Title: Exploring the Random Phase Approximately for materials chemistry and physics

This proposal focuses on improved accuracy for the delicate energy differences of interest in materials chemistry with the fully nonlocal random phase approximation (RPA) in a density functional context. Could RPA or RPA-like approaches become standard methods of first-principles electronic-structure calculation for atoms, molecules, solids, surfaces, and nano-structures? Direct RPA includes the full exact exchange energy and a nonlocal correlation energy from the occupied and unoccupied Kohn-Sham orbitals and orbital energies, with an approximate but universal description of long-range van der Waals attraction. RPA also improves upon simple pair-wise interaction potentials or vdW density functional theory. This improvement is essential to capture accurate energy differences in metals and different phases of semiconductors.
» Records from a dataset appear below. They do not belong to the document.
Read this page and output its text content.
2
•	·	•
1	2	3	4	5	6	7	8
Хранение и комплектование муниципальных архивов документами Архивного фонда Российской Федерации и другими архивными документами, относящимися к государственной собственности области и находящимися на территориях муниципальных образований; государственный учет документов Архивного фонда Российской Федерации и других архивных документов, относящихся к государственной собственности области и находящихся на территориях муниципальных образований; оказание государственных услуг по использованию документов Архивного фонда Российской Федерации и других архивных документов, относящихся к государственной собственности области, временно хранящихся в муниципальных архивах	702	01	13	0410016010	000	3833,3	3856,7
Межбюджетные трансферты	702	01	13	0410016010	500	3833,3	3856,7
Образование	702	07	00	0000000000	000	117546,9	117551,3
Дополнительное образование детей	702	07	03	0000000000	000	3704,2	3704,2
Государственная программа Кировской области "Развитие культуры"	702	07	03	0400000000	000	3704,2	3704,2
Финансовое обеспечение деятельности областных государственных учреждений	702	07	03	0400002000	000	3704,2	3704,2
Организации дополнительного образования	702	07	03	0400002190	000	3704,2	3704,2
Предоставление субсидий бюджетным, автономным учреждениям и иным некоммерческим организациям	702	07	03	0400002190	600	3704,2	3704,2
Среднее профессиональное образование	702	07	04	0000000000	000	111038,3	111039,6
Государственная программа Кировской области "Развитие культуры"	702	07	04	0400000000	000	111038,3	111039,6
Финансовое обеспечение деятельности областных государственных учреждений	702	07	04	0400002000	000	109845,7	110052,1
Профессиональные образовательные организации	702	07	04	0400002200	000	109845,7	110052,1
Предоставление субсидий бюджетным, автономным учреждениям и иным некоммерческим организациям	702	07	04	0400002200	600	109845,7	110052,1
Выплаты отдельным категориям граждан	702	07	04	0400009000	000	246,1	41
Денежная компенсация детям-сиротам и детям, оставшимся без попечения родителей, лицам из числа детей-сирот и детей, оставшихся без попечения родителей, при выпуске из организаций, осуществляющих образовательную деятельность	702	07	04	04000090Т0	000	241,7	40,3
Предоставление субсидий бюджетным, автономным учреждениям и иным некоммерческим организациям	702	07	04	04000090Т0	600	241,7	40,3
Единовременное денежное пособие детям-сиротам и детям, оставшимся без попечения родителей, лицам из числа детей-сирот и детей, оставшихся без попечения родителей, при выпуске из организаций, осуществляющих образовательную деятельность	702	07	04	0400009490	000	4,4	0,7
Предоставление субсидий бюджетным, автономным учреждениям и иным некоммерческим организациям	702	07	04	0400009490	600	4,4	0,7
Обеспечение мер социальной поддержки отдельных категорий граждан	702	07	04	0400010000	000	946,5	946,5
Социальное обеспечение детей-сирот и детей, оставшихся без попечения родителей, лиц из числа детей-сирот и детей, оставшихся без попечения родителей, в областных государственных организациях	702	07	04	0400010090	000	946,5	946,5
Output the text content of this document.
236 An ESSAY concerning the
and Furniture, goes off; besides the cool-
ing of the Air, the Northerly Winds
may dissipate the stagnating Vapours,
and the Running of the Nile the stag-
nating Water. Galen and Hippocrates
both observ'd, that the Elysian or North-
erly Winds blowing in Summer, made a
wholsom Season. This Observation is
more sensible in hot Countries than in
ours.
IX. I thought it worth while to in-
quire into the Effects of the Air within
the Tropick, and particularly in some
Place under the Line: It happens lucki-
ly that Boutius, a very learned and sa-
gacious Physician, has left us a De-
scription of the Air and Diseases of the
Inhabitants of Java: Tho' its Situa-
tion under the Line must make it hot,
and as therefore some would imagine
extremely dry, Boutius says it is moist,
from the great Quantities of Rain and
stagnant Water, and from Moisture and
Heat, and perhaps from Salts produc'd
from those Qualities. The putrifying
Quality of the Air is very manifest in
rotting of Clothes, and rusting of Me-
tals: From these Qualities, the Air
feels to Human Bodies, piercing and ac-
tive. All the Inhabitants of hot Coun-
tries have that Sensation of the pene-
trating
The applications in this proposal are challenges for the simpler approximations of Kohn-Sham density functional theory, which are part of the current “standard model” for quantum chemistry and condensed matter physics. Within this project we already applied RPA on different structural phase transitions on semiconductors, metals and molecules. Although RPA predicts accurate structural parameters, RPA has proven not equally accurate in all kinds of structural phase transitions. Therefore a correction to RPA can be necessary in many cases. We are currently implementing and testing a nonempirical, spatially nonlocal, frequency-dependent model for the exchange-correlation kernel in the adiabatic-connection fluctuation-dissipation context. This kernel predicts a nearly-exact correlation energy for the electron gas of uniform density. If RPA or RPA-like approaches prove to be reliably accurate, then expected increases in computer power may make them standard in the electronic-structure calculations of the future.